Blauer und Weißer Rauch über dem Wutachtal
Für technikbegeisterte Biker hätte ich einen echten Doppelgeheimtipp: Technik von Vorgestern und Technik von Gestern an einem Ort – in der „Black Forest Town“ BLUMBERG. Beginnen wir mit Vorgestern. Im Krieg 1870/71 hatte es sich gezeigt, dass der schnelle Transport von Truppen und Kanonen mit der Eisenbahn kriegsentscheidend war.
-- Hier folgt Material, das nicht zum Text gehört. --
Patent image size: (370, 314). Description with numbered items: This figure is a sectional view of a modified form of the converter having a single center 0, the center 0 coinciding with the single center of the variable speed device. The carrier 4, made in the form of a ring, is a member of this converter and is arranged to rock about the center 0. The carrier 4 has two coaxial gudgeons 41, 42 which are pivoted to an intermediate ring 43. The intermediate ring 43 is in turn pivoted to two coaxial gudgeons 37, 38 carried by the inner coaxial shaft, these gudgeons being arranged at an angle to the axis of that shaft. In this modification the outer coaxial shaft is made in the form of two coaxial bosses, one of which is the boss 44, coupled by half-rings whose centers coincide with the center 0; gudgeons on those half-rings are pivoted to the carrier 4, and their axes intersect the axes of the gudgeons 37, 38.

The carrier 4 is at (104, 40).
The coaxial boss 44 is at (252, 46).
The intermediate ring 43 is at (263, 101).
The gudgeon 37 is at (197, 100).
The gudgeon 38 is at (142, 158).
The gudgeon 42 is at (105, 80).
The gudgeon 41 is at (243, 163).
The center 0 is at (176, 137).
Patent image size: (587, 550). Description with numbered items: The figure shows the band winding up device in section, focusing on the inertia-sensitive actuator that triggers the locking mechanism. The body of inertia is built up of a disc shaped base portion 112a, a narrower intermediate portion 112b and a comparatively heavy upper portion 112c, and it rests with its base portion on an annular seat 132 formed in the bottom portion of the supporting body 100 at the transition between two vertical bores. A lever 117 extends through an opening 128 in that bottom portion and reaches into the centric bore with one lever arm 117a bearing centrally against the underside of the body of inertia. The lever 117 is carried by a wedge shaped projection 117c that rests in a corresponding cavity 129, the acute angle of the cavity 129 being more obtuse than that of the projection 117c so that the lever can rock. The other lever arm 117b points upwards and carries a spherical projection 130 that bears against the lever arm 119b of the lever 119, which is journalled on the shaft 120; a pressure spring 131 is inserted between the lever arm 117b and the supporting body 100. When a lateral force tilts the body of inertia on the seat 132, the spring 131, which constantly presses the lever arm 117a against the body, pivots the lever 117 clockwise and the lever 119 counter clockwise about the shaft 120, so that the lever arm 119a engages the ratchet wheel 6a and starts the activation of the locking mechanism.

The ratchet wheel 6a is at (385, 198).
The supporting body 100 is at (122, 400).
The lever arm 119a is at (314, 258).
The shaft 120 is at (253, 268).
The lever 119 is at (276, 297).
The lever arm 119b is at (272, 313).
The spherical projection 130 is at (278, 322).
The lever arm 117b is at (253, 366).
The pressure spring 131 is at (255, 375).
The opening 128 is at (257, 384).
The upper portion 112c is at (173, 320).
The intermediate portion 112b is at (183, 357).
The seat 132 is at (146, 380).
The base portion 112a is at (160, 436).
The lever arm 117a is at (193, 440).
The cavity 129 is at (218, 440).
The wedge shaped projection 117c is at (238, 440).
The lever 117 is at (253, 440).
Also beschloss die kaiserliche Militärführung eine „Strategische Bahn“, eine Verbindung vom Rheintal in das Donautal bauen zu lassen. Das erste Teilstück von Lauchringen nach Weizen war schnell und einfach realisiert. In fast gerade Linie folgten die Bahngleise dem Flusslauf der Wutach. Dann jedoch wurde es schwierig. Sehr schwierig sogar! Da die Oberste Heeresleitung forderte, auch die allerschwersten Geschütze auf dieser Strecke transportieren zu können, durfte die gesamte Strecke nirgends mehr als 1 % Steigung aufweisen. Mehr schafften auch die allerstärksten Dampflokomotiven jener einfach Zeit nicht. Der von Weizen aus zu erreichende Zielbahnhof Blumberg war zwar – Luftlinie nur 9 km weit entfernt, lag aber gut 230 Meter höher. Die Ingenieure mussten also den Schienenstrang durch viele Schleifen und Talquerungen gehörig in die Länge ziehen, was unzählige spektakuläre Kunstbauten wie Brücken ,Tunnel und Viadukte erforderte. Normalerweise baut man einen Tunnel ja nur wenn es gilt einen „Im Weg stehenden“ Berg zu queren.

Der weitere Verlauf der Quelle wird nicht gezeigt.